Maar vervolgens is het belangrijk dat de overledene een ‘faam van heiligheid’ geniet die tot uiting komt in een spontane verering, er wordt tot hem of haar gebeden, er worden verhalen verteld, bidprentjes gedrukt en als dat na een jaar of vijf nog onverminderd voortduurt kan de bisschop een onderzoek instellen naar leven en werken van de kandidaat en het resultaat naar Rome sturen, alwaar de processtukken door de Congregatie van de Zaken van de Heiligen worden gecontroleerd, samengevat en aan experts voorgelegd. Wie aantoonbaar voor het geloof gestorven is, komt sowieso in aanmerking voor zaligverklaring en kan al na vaststelling van één wonder promoveren tot heilige; niet-martelaren hebben minstens twee wonderen nodig.

Het hele proces kan jaren, decennia en zelfs eeuwen duren. Lindeijer vergelijkt het werk voor een enkele zalig- of heiligverklaring met het schrijven van een proefschrift, het is hard werken en kost sowieso een paar jaar. En terwijl de Vaticaanse ambtenaren secuur doorwerken liggen er altijd wel zo’n vijf- à zesduizend rapporten op behandeling te wachten. Uiteindelijk wordt een voltooid dossier met een advies voorgelegd aan de paus.
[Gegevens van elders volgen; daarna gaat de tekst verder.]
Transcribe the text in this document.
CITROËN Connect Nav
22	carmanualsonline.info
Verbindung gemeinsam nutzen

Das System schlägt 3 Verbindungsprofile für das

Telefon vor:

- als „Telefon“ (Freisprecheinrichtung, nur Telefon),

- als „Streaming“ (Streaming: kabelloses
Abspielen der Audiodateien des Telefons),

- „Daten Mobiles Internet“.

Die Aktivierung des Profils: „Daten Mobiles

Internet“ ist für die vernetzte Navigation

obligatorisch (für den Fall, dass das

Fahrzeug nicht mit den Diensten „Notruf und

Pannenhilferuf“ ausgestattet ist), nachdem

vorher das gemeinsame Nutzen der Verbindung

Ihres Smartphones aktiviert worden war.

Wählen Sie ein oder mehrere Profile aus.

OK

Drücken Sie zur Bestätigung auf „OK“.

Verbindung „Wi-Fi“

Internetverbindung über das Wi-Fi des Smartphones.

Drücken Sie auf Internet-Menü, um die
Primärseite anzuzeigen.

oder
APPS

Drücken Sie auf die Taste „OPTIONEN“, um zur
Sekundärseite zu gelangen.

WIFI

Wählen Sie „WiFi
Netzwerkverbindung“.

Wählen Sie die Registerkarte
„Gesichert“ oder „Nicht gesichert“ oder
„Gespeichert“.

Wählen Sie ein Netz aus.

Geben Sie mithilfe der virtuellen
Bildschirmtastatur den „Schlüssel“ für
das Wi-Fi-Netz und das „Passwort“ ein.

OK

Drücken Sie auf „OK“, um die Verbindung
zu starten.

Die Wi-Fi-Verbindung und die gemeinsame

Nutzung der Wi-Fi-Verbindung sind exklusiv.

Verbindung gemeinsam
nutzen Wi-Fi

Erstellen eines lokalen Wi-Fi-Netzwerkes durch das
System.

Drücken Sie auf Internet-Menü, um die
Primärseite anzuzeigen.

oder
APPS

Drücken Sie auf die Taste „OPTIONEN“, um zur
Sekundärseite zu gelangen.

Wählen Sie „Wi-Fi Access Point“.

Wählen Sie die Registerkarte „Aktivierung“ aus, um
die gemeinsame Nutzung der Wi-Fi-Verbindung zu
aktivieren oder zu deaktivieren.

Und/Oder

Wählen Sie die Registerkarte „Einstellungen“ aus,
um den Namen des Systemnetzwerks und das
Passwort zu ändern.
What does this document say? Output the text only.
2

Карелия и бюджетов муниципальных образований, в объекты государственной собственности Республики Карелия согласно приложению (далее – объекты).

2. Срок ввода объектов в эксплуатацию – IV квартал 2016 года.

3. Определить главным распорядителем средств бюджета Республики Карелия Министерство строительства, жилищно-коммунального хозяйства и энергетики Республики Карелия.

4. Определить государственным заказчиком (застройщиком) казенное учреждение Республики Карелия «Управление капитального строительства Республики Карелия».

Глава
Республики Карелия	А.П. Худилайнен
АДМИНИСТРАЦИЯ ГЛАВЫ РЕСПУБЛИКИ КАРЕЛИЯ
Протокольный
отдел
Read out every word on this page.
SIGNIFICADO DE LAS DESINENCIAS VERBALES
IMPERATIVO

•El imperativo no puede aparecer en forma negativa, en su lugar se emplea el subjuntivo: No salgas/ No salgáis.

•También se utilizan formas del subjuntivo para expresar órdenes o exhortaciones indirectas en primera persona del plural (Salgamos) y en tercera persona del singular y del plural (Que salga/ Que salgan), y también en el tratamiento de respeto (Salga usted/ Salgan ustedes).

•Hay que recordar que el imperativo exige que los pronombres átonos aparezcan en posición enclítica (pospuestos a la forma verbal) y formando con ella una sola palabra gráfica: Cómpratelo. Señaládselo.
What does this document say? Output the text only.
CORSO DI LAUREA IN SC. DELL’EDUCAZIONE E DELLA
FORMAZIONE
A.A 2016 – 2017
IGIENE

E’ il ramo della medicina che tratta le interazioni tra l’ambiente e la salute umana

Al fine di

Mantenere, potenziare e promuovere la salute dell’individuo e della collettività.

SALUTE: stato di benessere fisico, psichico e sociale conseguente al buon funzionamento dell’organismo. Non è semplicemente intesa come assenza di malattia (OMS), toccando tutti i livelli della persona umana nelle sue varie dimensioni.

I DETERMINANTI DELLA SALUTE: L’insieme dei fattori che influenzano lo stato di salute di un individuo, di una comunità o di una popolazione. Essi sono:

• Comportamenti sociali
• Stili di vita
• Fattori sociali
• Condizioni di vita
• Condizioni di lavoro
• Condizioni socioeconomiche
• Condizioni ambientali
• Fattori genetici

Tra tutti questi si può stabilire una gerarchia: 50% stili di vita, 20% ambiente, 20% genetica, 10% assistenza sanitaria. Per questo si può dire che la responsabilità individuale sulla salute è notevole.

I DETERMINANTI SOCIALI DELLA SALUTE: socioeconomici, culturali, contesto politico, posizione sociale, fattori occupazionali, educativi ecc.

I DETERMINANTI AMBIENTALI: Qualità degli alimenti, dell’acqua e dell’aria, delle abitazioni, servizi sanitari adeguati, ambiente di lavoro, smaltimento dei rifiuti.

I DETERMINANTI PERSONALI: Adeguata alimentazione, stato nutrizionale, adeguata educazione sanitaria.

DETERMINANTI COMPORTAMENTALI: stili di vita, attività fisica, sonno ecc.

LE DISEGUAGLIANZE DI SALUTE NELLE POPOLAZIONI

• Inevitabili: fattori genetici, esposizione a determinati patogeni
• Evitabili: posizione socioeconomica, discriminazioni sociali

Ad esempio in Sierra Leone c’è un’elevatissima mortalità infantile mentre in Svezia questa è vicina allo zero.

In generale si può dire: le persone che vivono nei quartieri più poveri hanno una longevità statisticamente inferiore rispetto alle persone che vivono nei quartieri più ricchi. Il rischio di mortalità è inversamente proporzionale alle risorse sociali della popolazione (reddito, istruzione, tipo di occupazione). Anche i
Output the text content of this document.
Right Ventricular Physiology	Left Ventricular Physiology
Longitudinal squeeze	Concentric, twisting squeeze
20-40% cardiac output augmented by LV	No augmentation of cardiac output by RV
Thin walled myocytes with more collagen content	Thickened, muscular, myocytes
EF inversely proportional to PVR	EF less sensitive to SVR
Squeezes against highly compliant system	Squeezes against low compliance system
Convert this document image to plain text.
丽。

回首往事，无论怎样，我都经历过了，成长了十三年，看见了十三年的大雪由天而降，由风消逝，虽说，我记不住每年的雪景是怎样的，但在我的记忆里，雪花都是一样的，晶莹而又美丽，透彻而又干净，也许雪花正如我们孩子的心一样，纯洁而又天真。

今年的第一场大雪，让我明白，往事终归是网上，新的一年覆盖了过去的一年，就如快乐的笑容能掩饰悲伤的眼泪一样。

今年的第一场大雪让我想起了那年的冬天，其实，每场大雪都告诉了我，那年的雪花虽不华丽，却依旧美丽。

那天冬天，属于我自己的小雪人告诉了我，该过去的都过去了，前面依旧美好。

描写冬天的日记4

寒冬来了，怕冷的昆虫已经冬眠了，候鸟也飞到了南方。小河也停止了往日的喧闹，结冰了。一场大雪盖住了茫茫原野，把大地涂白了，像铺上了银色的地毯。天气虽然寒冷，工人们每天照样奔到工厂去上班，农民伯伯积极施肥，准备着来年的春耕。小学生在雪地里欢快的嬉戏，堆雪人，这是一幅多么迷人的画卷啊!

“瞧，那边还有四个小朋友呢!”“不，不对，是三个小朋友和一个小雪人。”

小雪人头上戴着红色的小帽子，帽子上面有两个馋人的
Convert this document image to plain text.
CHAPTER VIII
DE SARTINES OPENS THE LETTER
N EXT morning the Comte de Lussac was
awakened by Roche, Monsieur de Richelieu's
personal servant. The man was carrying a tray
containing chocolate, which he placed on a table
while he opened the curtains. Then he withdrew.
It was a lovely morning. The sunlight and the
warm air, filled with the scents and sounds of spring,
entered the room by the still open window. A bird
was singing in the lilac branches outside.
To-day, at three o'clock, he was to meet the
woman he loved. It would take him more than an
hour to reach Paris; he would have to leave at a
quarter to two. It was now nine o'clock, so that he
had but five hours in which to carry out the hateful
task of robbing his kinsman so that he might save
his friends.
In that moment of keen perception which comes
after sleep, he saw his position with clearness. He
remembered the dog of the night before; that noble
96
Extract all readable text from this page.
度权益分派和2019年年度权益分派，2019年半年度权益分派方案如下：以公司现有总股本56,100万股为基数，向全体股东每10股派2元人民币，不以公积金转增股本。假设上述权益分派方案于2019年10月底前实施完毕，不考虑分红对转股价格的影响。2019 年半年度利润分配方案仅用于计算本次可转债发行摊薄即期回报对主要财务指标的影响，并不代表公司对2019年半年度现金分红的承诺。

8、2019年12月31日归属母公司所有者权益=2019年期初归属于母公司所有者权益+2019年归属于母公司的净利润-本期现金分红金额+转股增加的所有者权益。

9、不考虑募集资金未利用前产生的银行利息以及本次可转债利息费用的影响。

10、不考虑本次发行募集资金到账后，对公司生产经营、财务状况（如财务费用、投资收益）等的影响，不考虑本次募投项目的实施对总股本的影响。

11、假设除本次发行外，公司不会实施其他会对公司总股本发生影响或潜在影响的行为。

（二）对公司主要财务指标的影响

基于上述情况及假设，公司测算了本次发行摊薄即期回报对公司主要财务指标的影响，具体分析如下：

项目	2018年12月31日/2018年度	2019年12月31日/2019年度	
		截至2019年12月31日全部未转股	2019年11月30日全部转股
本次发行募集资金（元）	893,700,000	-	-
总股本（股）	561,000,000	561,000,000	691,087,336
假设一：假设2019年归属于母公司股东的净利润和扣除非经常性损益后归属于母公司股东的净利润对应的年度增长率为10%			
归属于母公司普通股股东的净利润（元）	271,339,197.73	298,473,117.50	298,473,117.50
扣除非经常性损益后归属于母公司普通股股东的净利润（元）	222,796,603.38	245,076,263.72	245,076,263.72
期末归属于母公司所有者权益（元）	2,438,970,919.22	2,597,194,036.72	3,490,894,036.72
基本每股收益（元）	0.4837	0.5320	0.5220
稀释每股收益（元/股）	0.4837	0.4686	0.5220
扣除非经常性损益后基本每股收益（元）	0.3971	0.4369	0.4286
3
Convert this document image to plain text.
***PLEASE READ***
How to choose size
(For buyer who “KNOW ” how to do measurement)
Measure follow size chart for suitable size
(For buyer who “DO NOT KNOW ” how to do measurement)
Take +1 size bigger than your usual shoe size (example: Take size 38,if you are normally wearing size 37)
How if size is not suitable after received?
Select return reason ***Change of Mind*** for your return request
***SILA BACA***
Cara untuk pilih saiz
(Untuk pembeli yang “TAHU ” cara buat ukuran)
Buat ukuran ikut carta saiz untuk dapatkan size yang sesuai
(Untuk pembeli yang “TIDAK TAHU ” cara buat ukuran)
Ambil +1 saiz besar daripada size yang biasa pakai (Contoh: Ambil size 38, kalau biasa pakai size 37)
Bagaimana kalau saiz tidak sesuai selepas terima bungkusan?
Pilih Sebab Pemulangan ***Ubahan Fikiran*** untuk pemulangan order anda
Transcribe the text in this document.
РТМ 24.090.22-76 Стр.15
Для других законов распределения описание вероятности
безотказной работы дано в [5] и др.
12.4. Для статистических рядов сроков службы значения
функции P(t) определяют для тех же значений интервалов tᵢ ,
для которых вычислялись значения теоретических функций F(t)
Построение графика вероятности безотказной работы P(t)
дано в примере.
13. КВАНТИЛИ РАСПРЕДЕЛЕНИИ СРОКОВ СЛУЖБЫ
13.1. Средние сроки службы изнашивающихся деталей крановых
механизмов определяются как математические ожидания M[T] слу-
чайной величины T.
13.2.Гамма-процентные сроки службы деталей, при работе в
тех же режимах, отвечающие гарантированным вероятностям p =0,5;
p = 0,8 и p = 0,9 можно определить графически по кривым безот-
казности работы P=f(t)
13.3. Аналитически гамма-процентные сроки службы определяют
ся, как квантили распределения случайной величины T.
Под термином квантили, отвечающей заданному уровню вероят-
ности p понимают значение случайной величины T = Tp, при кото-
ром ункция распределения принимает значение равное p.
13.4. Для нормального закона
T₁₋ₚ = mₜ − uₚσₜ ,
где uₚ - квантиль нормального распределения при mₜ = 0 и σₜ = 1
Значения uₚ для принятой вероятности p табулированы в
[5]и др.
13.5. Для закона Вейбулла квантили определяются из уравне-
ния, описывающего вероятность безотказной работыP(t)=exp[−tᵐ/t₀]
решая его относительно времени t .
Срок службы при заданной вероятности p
‘Maar die zet er alleen maar een stempel op. Eigenlijk is de heiligverklaring het enige democratische proces in een verder hiërarchisch georganiseerde kerk. Het zijn de gelovigen zelf die in eerste instantie hebben beslist wie ze aanzoeken om als bemiddelaar in de hemel op te treden. Iedereen die weleens heeft geprobeerd om iets gedaan te krijgen van een grote organisatie weet hoe belangrijk het kan zijn om daar een persoonlijke ingang te hebben. Die persoonlijke band met een heilige is een van de aantrekkelijkste kanten van de katholieke kerk. Het is niet verplicht, je kunt er zelf een kiezen, en dan verbind je je met een mens die een voorbeeld kan zijn, die tastbaar is, met een levensloop, met een gezicht, het heeft niets abstracts.’

Dit vrolijke cliëntelisme mag dan de uitkomst van een heilig- of zaligverklaring zijn, het proces ernaartoe is niet alleen soms langdurig maar kan zelfs een drama worden, een tragedie die meer zegt over mensen en hun veranderlijke tijden dan over God en eeuwigheid. Zijn doctorstitel dankt Lindeijer aan een proefschrift dat in ruim zeshonderd bladzijden uitputtend de pogingen behandelt van vooral Nederlandse jezuïeten om de generaal-overste van hun orde, de in 1853 gestorven pater Philip Roothaan, zalig te laten verklaren. Het is een verhaal van intriges en kerkpolitiek, van bewijzen en vervalsingen, van ruzies en misverstanden, van vele duizenden pagina’s verzamelde documentatie en argumentatie, van tentoonstellingen, conferenties en burgercomités plus een stuk of drie biografieën, van komische details omtrent de sokken en de pruik van de overledene (die door een Nijmeegse pastoor weleens werd opgezet ter inspiratie) maar vooral van vergeefse inspanningen waar hele levens aan werden besteed, inspanningen die – zo had ik bijna geschreven – ‘een betere zaak waardig zijn’. Maar zo heel zeker weet ik ook weer niet wat ‘een betere zaak’ dan wel mag wezen. Mijn eigen werk soms? Dat soms helemaal verzonnen is? Een roman?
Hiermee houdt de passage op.